- The Plate
Unpacking the Stacked History of the Sandwich
Almost everybody, everywhere, eats sandwiches.
Collectively, by one estimate, Americans wolf down about 45 billion sandwiches a year. Each day, according to a 2014 study, half of all American adults eat at least one sandwich. And a lot of us even start our mornings with sandwiches: One report found that 46 percent of breakfasts ordered at restaurants consisted of sandwiches. They’re particularly popular because we can eat them in our cars.
Sandwiches traditionally are the food of the busy, the hurried, and the on-the-go. The word “sandwich,” according to the authoritative Oxford English Dictionary, comes from the overly preoccupied John Montagu, Fourth Earl of Sandwich, “who once spent twenty-four hours at the gaming-table without other refreshment than some slices of cold beef placed between slices of bread.”
It’s not clear when Montagu ate his primal sandwich. Possibly, according to Bee Wilson’s Sandwich: A Global History, sometime between 1748 and 1751, during his days as First Lord of the Admiralty. Though not averse to gambling, Montagu was a dedicated and hard-working politician. It seems far more likely that he called for the original sandwich because he was too busy to leave his desk.
Montagu’s real innovation, Wilson suggests, was that he demanded a sandwich premade, rather than piecing it together for himself from hunks of bread and meat on a plate. This soon led other gamblers and workaholics to request “the same as Sandwich” and eventually to demand, simply, a “sandwich.” The word seems to have been in common use by the 1760s. Not long thereafter it got a royal seal of approval: It was noted in 1789 that King George III, his wife, and their 15 children never failed to take a supply of sandwiches on outings.
Sandwich eaters nowadays owe a lot to Otto Rohwedder of Davenport, Iowa, who, in the 1920s, invented a bread-slicing machine. (See a video about Rohwedder’s machine here.) Using Rohwedder’s machine, loaves of bread were whipped through a double bank of sharp steel blades, emerging at the other end in neat, uniform slices, which were then wrapped in waxed paper. (An earlier packaging method, which involved tacking the sliced loaves together with hatpins, was fortunately abandoned.)

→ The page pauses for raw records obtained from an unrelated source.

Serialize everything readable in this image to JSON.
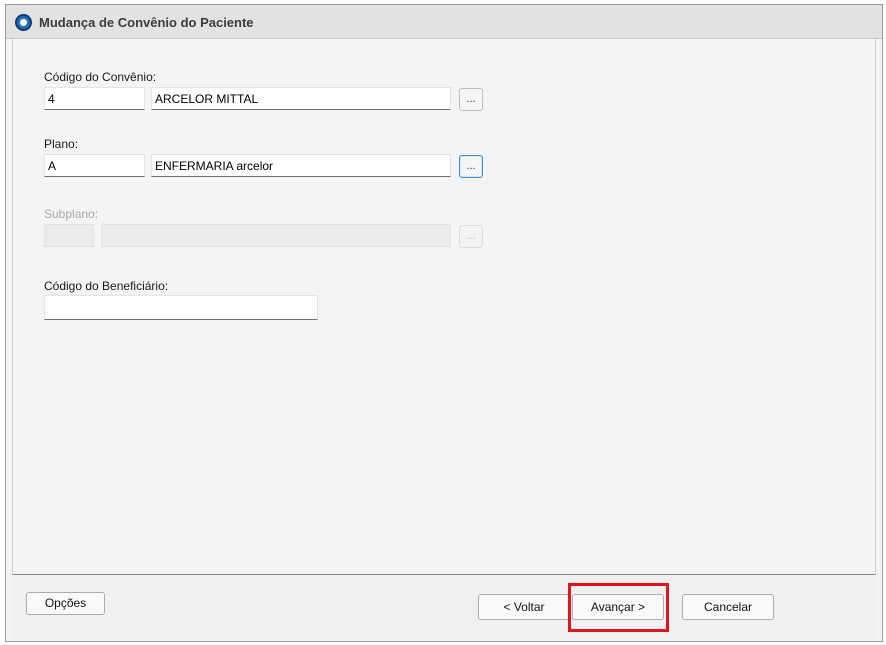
{
  "window": {
    "title": "Mudança de Convênio do Paciente",
    "icon": "app-logo-icon"
  },
  "form": {
    "convenio": {
      "label": "Código do Convênio:",
      "code": "4",
      "name": "ARCELOR MITTAL",
      "lookup_label": "..."
    },
    "plano": {
      "label": "Plano:",
      "code": "A",
      "name": "ENFERMARIA arcelor",
      "lookup_label": "..."
    },
    "subplano": {
      "label": "Subplano:",
      "code": "",
      "name": "",
      "lookup_label": "...",
      "enabled": false
    },
    "beneficiario": {
      "label": "Código do Beneficiário:",
      "value": ""
    }
  },
  "footer": {
    "options_label": "Opções",
    "back_label": "< Voltar",
    "next_label": "Avançar >",
    "cancel_label": "Cancelar"
  },
  "colors": {
    "highlight": "#e0161c",
    "focus": "#3c8fd6"
  }
}
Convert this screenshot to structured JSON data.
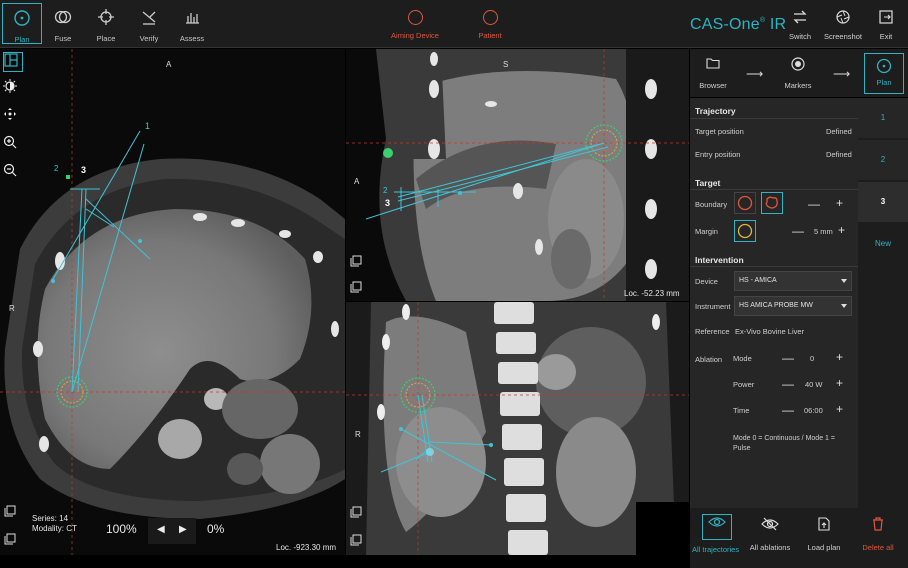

The first loaf of sliced bread went on the market in 1928 in Chillicothe, Missouri, to rave reviews: “So neat and precise are the slices, and so definitely better than anyone could possibly slice by hand with a bread knife that one realizes instantly that here is a refinement that will receive a hearty and permanent welcome,” wrote one reporter. A full-page ad trumpeted “Sliced Bread: The Greatest Step Forward in the Baking Industry Since Bread Was Wrapped.”
Among the first to jump on the sliced-bread bandwagon was the Continental Baking Company, makers of Wonder Bread, who promptly added the word “sliced” in large font to its label. By 1933, nearly every bakery in the United States had a bread-slicing machine and 80 percent of American bread was sold sliced.
Then, in 1943, the whole thing ground to a halt. Citing wartime shortages, U.S. Food Administrator Claude Wickard banned sliced bread. Presliced loaves, he pointed out, dried out faster than unsliced loaves and thus required heavier wrappings and more waxed paper. He also cited the need to conserve wheat and steel.
There was an immediate public outcry. “I should like to let you see how important sliced bread is to the morale and saneness of a household,” one angry Connecticut mother wrote to the New York Times. “My husband and four children are all in a rush before, during and after breakfast. Without ready-sliced bread I must do the slicing for toast—two pieces for each one—that’s ten. For their lunches I must cut by hand at least twenty slices, for two sandwiches apiece. Afterward I make my own toast. Twenty-two slices of bread to be cut in a hurry.”
Three months later, Wickard backed down and lifted his sliced-bread ban. The savings, he explained sheepishly, were not as great as expected.
And ever since the 1950s, any new and spectacular invention has been described as “the greatest thing since sliced bread.”